Je vais maintenant présenter une seconde recherche doctorale menée par Chantal Dugave, artiste-architecte, qui est aussi maître de conférences à l’ENSA de Lyon dans le champ ATR (art et techniques de représentation). Ce doctorat s’intitule “L’école du faire en architecture, la place de l’architecte/artiste”, statut qu’elle revendique par ailleurs. Depuis trois ans, elle conduit une summer school dans le vignoble champenois. Avec une vingtaine étudiants, elle construit des loges,(petites constructions historiquement posées au cœur des vignobles), avec les viticulteurs, sur la base de matériaux récupérés dans leurs fermes et alentour.
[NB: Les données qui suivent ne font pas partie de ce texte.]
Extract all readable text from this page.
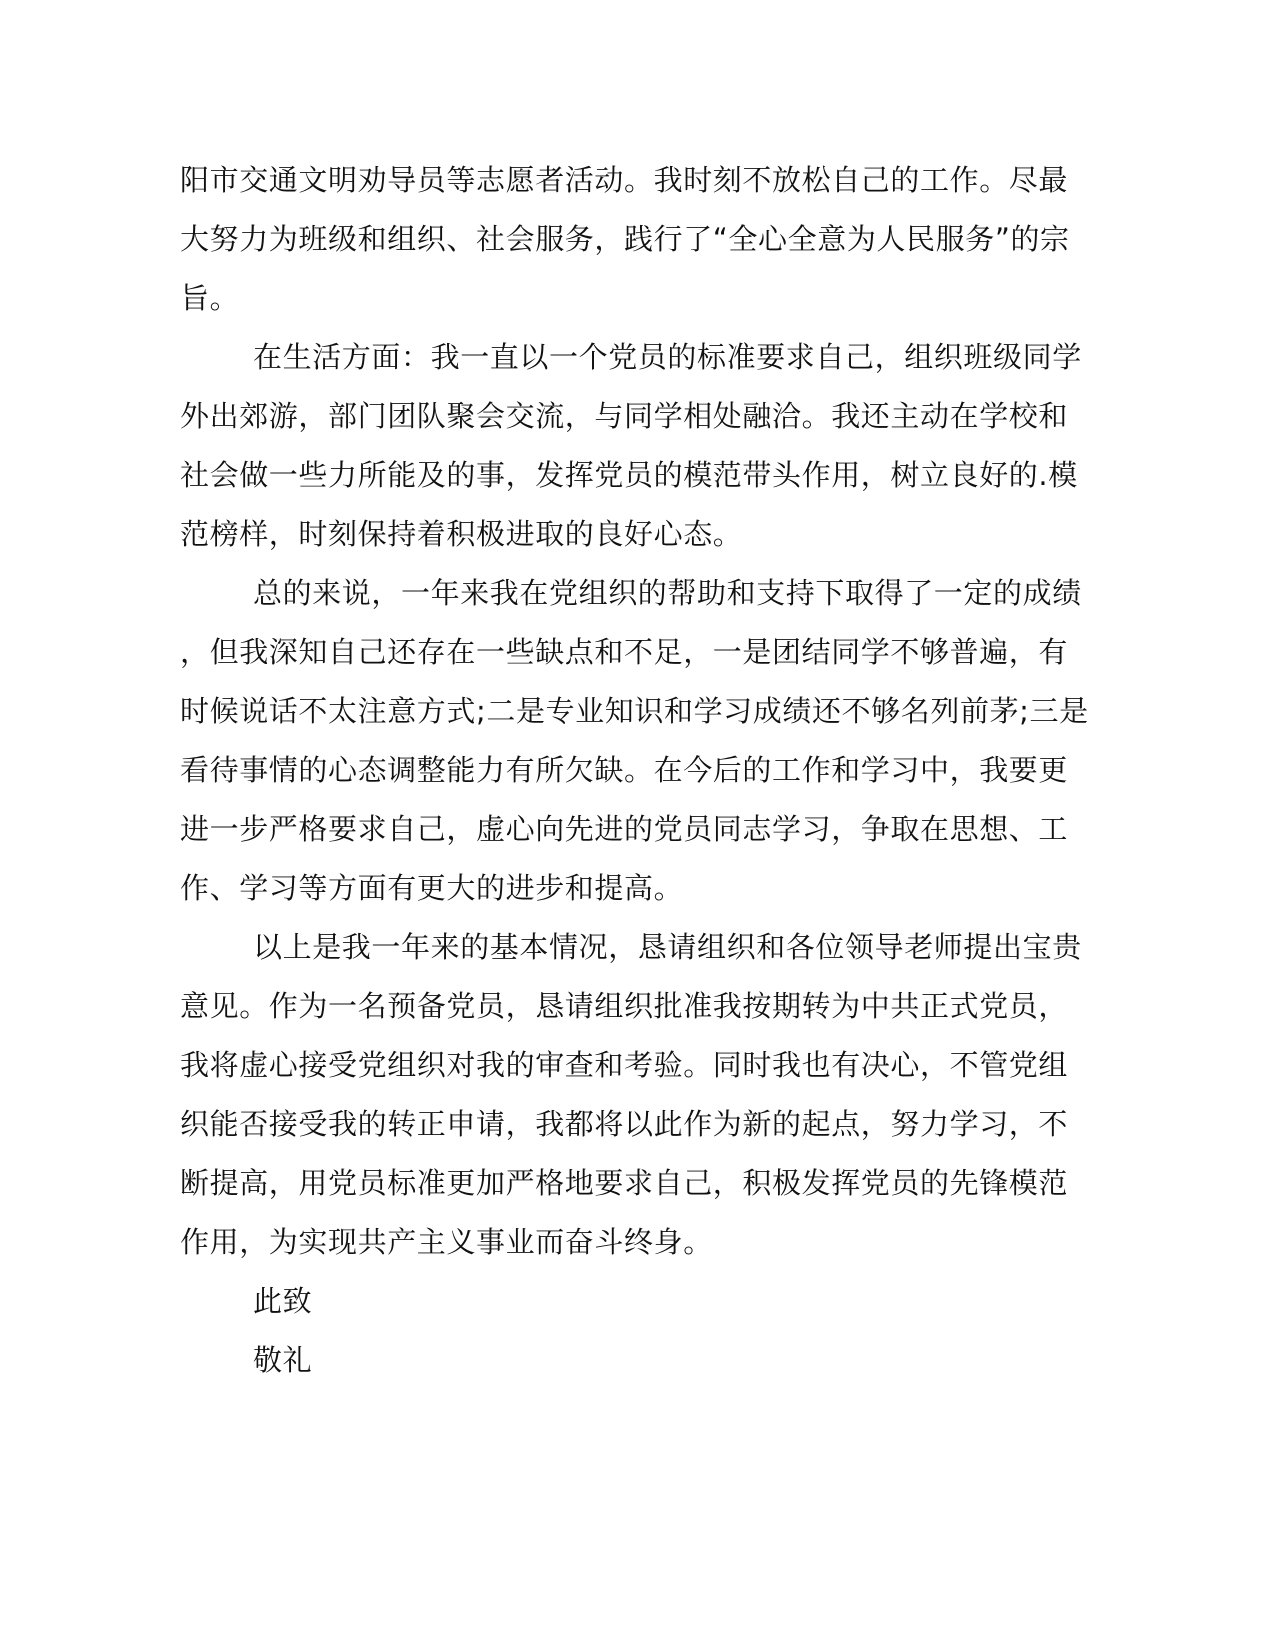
阳市交通文明劝导员等志愿者活动。我时刻不放松自己的工作。尽最
大努力为班级和组织、社会服务，践行了“全心全意为人民服务”的宗
旨。
在生活方面：我一直以一个党员的标准要求自己，组织班级同学
外出郊游，部门团队聚会交流，与同学相处融洽。我还主动在学校和
社会做一些力所能及的事，发挥党员的模范带头作用，树立良好的.模
范榜样，时刻保持着积极进取的良好心态。
总的来说，一年来我在党组织的帮助和支持下取得了一定的成绩
，但我深知自己还存在一些缺点和不足，一是团结同学不够普遍，有
时候说话不太注意方式;二是专业知识和学习成绩还不够名列前茅;三是
看待事情的心态调整能力有所欠缺。在今后的工作和学习中，我要更
进一步严格要求自己，虚心向先进的党员同志学习，争取在思想、工
作、学习等方面有更大的进步和提高。
以上是我一年来的基本情况，恳请组织和各位领导老师提出宝贵
意见。作为一名预备党员，恳请组织批准我按期转为中共正式党员，
我将虚心接受党组织对我的审查和考验。同时我也有决心，不管党组
织能否接受我的转正申请，我都将以此作为新的起点，努力学习，不
断提高，用党员标准更加严格地要求自己，积极发挥党员的先锋模范
作用，为实现共产主义事业而奋斗终身。
此致
敬礼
La thèse de Chantal consiste à cartographier les fondements théoriques, les pertinences et performances pédagogiques de cette école du faire en architecture. Comment les artistes engagent un “faire” particulier, à l’échelle de l’architecture ? Elle essaye de déployer cela au fil de ces workshops, en partageant des attitudes face aux matériaux, pour la plupart récupérés. Cette thèse, est en lien avec sa pratique pédagogique, et vise donc à approfondir, à mieux comprendre ce qui est engagé dans une pratique revendiquée d’artiste/architecte, pour ainsi enrichir les actuelles réflexions sur le thème du faire en architecture.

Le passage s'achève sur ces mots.